Any views expressed here on atomic physics are purely amateur. My opinions on cell culture however come from years of experience, good and bad. The thrill of successfully growing and then filming a dish of neurons was always special. The frustration of an infection in a cell line or a tissue culture facility never really dminishes.
It’s a universal rule that any infection is never anyone’s fault and always someone else’s, like a trite homily on a motivational poster. This rule holds even when everyone suspects they know who is responsible. Collective wisdom is not always correct. I’ve seen some researchers with horrendous sterile technique who somehow never got infections. I’ve worked with incredibly conscientious people who somehow could never get certain cell lines to grow. Sometimes a possible source can be traced, one lab I worked in had a recurrent yeast infection that was linked to certain individuals going to the pub at lunchtime. More often that not, apart from contamination of an entire room, if cells get infected it’s the fault of the person growing them, we just don’t like to admit it, either to ourselves or our colleagues.

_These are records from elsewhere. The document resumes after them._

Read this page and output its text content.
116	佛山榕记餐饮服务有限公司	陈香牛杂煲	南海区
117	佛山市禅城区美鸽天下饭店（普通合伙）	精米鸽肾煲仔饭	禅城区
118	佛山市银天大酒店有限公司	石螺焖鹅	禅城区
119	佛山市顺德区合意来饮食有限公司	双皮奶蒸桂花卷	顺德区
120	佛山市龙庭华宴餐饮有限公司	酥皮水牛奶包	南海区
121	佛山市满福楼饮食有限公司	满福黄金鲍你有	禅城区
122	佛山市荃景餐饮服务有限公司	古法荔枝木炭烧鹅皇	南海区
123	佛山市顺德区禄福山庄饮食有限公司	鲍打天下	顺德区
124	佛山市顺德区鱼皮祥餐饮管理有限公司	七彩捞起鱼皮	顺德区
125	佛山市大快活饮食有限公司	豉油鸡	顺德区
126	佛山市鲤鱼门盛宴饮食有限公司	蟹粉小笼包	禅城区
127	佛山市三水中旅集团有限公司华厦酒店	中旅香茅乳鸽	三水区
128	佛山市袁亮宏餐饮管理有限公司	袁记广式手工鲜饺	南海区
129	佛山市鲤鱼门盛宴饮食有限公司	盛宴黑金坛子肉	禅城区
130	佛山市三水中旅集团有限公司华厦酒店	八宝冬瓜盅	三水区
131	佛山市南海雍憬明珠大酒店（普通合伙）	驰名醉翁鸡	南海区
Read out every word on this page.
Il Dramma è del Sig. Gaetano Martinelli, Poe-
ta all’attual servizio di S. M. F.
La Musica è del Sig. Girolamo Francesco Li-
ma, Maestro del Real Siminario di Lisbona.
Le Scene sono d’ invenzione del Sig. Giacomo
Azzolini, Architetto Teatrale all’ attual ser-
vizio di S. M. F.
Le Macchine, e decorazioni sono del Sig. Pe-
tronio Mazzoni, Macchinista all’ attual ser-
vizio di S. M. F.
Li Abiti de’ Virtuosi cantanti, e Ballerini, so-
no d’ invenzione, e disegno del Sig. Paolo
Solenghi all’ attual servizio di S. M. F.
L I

It feels slightly hypocritical to seemingly be having a dig at the use of cell lines having used them so much myself over the years. That’s not my intention. The target is careless interpretation of data from cell culture that doesn’t take into account just how transformed immortalised cell lines are or indeed any cell that’s being obliged to grow on a rigid two-dimensional substrate. The exponential use of stem cells and organoids avoids some of these problems but introduce their own problems of complacency and inappropriate extrapolation.
The final panel has been drawn with a generic cell but for me it recaptures the tentative excitement of the morning after, returning to a dish of primary neurons after a laborious day before of careful preparation.